Worse, once I’ve made my poor estimates, I’ve only answered one small question. I have to restart this seat-of-the-pants estimating when I read the two guys arguing about whether sunspots have anything to do with all this.

In such situations, we often revert to superficial markers to choose who to believe. Our balancing of trust from various sources may be complicated, but this does not make them deep.

She’s a professor, so she probably knows what she’s talking about.
He’s written books that I’ve liked on other things.
I am reading this in a reputable journal.
They make lots of money by ignoring pollution.
They raise lots of money getting people excited about stuff.
She sounds pro-business.
He sounds anti-business.
I believe my smart friend.
I believe/disbelieve the UN/ the EU/ Bush/ NASA.


We do not choose these simplifications at random. Each of us has reasons, perhaps very good ones, for putting our trust in certain sources. Significantly, even when we try to expand our knowledge, digging in to an issue like climate change to understand the science and economics, we usually start with the sources we believed anyway. This is likely to reinforce our previously-held beliefs rather than challenge them.

Yet not always, and this is where the techniques of an Assistant Village Idiot may help us out. On any controversial issue, there are clues that can be examined even if much of the subject is beyond your ken.

Who is fighting fair? Politeness is only a part of this. There are people who interrupt or are insulting in argument, which is certainly not quite fair, yet at a deeper level are discussing reasonably. Understanding one’s opponent’s actual claims is foundational. When people habitually misrepresent the other side I begin to disregard everything they say. False equivalence is fairly common. “My opponent believes the poor should be given nothing; she would be happy with a rebuilding of poorhouses.”

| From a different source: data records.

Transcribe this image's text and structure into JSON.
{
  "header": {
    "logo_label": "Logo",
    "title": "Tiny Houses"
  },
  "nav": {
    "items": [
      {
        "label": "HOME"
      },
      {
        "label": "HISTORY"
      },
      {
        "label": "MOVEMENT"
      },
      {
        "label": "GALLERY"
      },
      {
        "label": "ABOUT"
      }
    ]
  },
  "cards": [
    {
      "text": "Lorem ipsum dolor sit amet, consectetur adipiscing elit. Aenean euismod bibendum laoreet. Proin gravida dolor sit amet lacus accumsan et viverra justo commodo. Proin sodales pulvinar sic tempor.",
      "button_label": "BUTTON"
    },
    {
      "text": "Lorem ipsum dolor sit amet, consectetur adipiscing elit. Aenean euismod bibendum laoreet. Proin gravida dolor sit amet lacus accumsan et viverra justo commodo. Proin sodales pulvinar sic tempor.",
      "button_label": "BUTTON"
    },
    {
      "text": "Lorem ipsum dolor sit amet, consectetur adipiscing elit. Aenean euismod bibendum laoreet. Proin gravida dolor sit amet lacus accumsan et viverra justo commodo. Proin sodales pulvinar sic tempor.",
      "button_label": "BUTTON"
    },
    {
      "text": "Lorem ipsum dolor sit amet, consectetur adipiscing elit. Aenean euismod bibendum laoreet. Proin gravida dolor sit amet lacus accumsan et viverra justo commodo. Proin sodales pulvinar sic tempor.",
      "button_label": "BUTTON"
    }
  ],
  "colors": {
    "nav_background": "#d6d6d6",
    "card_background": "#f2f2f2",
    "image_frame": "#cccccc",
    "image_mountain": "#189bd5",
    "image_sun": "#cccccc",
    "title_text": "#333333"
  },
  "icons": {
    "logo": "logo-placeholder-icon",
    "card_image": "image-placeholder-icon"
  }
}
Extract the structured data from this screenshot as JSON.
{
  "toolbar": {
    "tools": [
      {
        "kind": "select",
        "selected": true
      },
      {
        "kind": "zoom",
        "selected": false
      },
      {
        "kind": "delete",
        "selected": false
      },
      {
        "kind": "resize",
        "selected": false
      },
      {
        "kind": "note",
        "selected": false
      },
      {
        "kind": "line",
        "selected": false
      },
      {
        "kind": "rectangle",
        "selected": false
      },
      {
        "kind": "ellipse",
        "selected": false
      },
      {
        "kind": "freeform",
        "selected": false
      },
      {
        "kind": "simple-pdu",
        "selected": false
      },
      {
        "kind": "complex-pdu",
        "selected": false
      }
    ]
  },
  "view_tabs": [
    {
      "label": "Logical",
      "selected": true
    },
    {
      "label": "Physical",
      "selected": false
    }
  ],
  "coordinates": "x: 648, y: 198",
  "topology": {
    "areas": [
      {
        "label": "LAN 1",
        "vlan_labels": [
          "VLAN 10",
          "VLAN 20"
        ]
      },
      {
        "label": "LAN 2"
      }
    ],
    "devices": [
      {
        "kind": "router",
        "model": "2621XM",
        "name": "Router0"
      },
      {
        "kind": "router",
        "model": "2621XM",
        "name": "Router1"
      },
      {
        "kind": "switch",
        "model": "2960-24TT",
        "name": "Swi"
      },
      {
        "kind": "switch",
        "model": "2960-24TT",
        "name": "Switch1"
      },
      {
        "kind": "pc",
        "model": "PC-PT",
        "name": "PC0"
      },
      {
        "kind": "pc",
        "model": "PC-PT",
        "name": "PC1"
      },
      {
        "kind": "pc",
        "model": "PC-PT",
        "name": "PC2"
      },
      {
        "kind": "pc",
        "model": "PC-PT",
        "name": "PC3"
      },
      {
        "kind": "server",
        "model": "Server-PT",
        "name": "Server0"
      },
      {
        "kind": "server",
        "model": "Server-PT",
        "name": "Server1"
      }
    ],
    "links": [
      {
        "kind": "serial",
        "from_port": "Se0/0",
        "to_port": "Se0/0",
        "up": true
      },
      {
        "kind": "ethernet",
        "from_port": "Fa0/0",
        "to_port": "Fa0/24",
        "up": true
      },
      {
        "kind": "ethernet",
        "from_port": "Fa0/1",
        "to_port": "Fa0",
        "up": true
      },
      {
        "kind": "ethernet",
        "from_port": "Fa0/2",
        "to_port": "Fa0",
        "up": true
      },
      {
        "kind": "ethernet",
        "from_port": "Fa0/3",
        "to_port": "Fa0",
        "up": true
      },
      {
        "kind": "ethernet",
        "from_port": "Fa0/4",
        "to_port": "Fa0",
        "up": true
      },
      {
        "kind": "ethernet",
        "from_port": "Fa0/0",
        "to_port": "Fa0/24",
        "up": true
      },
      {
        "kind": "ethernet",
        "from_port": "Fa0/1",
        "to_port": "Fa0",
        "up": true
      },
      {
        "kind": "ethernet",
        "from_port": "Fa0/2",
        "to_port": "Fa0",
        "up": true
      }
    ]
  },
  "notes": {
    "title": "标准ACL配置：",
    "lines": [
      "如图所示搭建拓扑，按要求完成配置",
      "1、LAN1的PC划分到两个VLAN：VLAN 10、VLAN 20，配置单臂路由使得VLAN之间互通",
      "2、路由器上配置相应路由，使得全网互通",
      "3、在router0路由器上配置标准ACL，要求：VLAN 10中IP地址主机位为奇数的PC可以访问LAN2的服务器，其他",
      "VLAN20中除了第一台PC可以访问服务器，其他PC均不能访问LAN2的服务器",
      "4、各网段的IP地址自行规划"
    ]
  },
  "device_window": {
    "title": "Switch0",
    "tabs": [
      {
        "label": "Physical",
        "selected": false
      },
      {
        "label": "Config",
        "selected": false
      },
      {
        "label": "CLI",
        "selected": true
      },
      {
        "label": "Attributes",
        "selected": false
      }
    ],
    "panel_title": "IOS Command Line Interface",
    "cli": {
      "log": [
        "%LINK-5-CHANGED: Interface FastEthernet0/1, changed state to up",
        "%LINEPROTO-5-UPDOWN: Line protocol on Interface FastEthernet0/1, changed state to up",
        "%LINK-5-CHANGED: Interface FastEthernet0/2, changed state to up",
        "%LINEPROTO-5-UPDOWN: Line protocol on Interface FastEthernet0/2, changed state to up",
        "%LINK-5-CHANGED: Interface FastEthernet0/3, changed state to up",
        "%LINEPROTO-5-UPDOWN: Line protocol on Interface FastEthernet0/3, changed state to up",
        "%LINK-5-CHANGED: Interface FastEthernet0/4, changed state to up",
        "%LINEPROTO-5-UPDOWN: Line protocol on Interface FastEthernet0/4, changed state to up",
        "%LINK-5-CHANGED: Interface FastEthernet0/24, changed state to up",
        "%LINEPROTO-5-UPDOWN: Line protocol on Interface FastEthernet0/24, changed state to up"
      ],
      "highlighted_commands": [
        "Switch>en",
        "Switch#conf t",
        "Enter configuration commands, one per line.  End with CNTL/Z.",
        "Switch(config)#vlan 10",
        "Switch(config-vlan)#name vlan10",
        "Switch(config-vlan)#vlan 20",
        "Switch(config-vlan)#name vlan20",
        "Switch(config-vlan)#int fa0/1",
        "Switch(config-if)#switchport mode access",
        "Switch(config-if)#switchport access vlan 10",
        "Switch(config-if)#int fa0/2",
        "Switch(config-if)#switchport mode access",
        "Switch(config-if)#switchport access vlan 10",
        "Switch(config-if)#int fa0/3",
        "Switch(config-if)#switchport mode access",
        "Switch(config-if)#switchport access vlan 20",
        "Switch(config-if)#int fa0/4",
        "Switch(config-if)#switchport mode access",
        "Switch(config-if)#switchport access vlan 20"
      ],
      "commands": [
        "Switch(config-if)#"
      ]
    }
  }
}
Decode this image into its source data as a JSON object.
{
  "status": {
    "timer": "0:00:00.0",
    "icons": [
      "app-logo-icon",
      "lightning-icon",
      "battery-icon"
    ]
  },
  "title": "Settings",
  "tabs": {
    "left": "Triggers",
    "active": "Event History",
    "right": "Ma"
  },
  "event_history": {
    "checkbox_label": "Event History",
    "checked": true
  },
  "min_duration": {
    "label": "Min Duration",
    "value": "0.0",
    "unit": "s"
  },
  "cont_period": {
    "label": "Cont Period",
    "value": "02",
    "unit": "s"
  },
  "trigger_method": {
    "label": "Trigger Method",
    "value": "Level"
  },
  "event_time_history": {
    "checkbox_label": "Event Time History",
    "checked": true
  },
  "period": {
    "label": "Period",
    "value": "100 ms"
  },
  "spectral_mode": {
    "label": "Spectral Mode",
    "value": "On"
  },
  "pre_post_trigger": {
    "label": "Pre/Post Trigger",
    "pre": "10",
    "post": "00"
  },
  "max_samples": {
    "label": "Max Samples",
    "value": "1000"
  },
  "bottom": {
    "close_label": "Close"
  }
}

Who has modified their views over time, and why? Have any prominent authorites moved from one side of the debate to the other? Did this personally benefit them in any way, or has it cost them? What are the facts from position A that challengers B and C have come to acknowledge? If someone cannot even acknowledge why alternative views at least look plausible, or that enthusiasts on one’s own side have made foolish claims, or that those who disagree might at least mean well or have found an important portion of the truth, then there is no point in listening to them, is there?

Who is unnecessarily dismissive? In my own field there are theories which are meritless and deserve to be dismissed from serious discussion. Yet even these always have something understandable about them, reasons why a person might believe them if she didn’t know better. I would not recommend anyone pursue EMDR for PTSD – but I acknowledge that it might have some benefit unrelated to the eye movements. I am desperately weary of patients who want to treat schizophrenia “naturally” – but I can of course understand that medications have uncomfortable, even miserable side effects; or that it is a very hard thing to believe one’s brain is broken; or that doctors make mistakes; or that older psychological theories are equally bogus. I think disability rights advocates are often motivated more by their desire to kick the system than to help the patient – but I don’t count their gentler motives as nothing, and gladly acknowledge that they do some good.

I simply don’t trust the rationality of a person who is unable to budge 1% on even the minor points. There is something narcissistic or autistic about that.

You will note that none of these techniques is an infallible guarrantee which POV is correct. They are just indicators of the rationality of the arguer.